Outra vez nosso corpo. Nosso corpo que envelhece, muda, engorda, que não é mais o mesmo de quando tínhamos 20 anos. Outra vez nosso corpo. E há anos temos vergonha do corpo que temos. Fazemos dieta, usamos cintas apertadas, ficamos em jejum, sentimos culpa ao comermos um pouco a mais, nos submetemos a cirurgias, fazemos academia cinco vezes por semana, senão todos os dias e mesmo assim escutamos que estamos acima do peso ou ficaremos se continuarmos a comer do modo como comemos. Por que deixamos com que as pessoas falem conosco desta forma? Para nos enquadrarmos, sermos vistas, amadas, para nos sentirmos bem?
Há anos sentimos que somos feias, por mais que façamos, o corpo diante do espelho expõe o imperfeito em nós. Há anos não gostamos da pele que temos, do rosto que carregamos. Fazemos realinhamento, colocamos cílios, tiramos manchas, corrigimos o nariz, aumentamos o lábio. Nunca está bom e quando fica bom é por pouco tempo. Nosso cabelo é horrível, curto não é bom, longo demais não é bom, da cor que está não combina. Descolorimos, fazemos alisamento, pagamos uma fortuna aos salões de beleza e em casa, sozinhas, dizemos que nosso cabelo é feio. Culpa do nosso maxilar que se projeta de um jeito estranho em nosso rosto. Herança da avó paterna. Nossas pálpebras estão caídas demais para quem mal tem 40 anos. Descobrimos formas de maquiar para esconder este defeito que carregamos ou fazemos uma intervenção cirúrgica. Não gostamos do corpo que temos, dos peitos pequenos ou grandes, tortos, flácidos demais, cheios de estrias.
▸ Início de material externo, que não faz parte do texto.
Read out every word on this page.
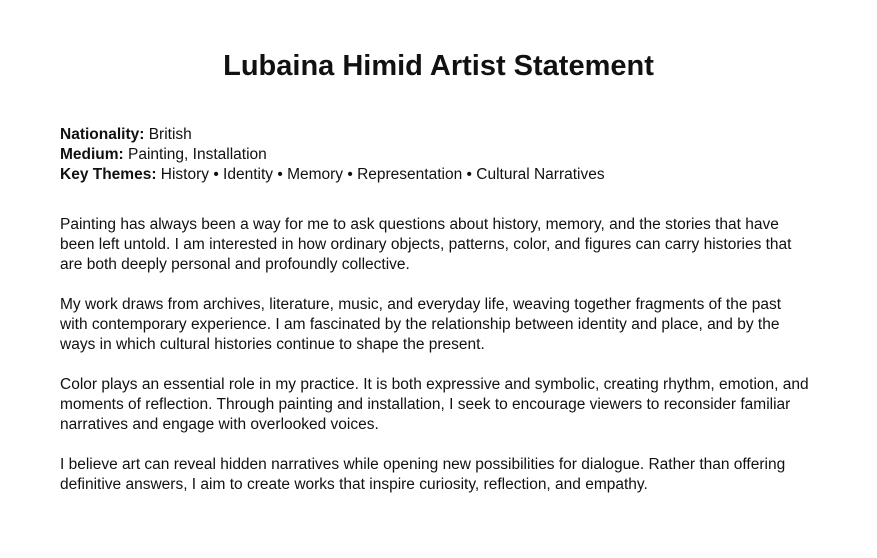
Lubaina Himid Artist Statement
Nationality: British
Medium: Painting, Installation
Key Themes: History • Identity • Memory • Representation • Cultural Narratives

Painting has always been a way for me to ask questions about history, memory, and the stories that have been left untold. I am interested in how ordinary objects, patterns, color, and figures can carry histories that are both deeply personal and profoundly collective.

My work draws from archives, literature, music, and everyday life, weaving together fragments of the past with contemporary experience. I am fascinated by the relationship between identity and place, and by the ways in which cultural histories continue to shape the present.

Color plays an essential role in my practice. It is both expressive and symbolic, creating rhythm, emotion, and moments of reflection. Through painting and installation, I seek to encourage viewers to reconsider familiar narratives and engage with overlooked voices.

I believe art can reveal hidden narratives while opening new possibilities for dialogue. Rather than offering definitive answers, I aim to create works that inspire curiosity, reflection, and empathy.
Se nos tornamos mãe e amamentamos, o pesadelo é ainda maior. Não gostamos dos pelos que temos, são nojentos, grossos, impertinentes, escuros demais. É preciso se depilar a cada três dias.
Outra vez nosso corpo que tanto importuna. Nosso corpo que precisa se modificar de novo e de novo. Nosso cheiro é ruim, nosso nariz grande demais, ossudo, protuberante, deformado. Nossos dedos das mãos que são grossos e curtos demais ou longos e estranhamente finos. Nossas coxas que precisam de músculo, mas não demais para não parecerem masculinas. Não gostamos dos nossos pés, com joanete e unhas encravadas. Não gostamos do nosso quadril. Aquela vergonha de colocar um biquíni e se mostrar. Um quadril desproporcional aos ombros. E nossas pernas, com varizes, celulites, cansadas de andar sobre um salto alto, porque somos baixinhas demais ou porque salto alto nos deixa mais femininas. Da barriga nem se fala, sempre saliente, inchada.
Fazemos e dizemos coisas horríveis sobre nós mesmas. Só não falamos que estamos cansadas disso tudo, que temos vontade de gritar. Dar um basta. Desconhecemos nossa força e coragem porque estamos demais preocupadas com a aprovação dos outros. Ainda sofremos disso. Nossa subjetividade ainda passa pelo olhar do outro que nos diz o que e quanto devemos comer. O que vestir, como se comportar. Precisamos pedir perdão é pra nós mesmas e retirar do outro a tutela sobre nossos corpos, decisões e vida.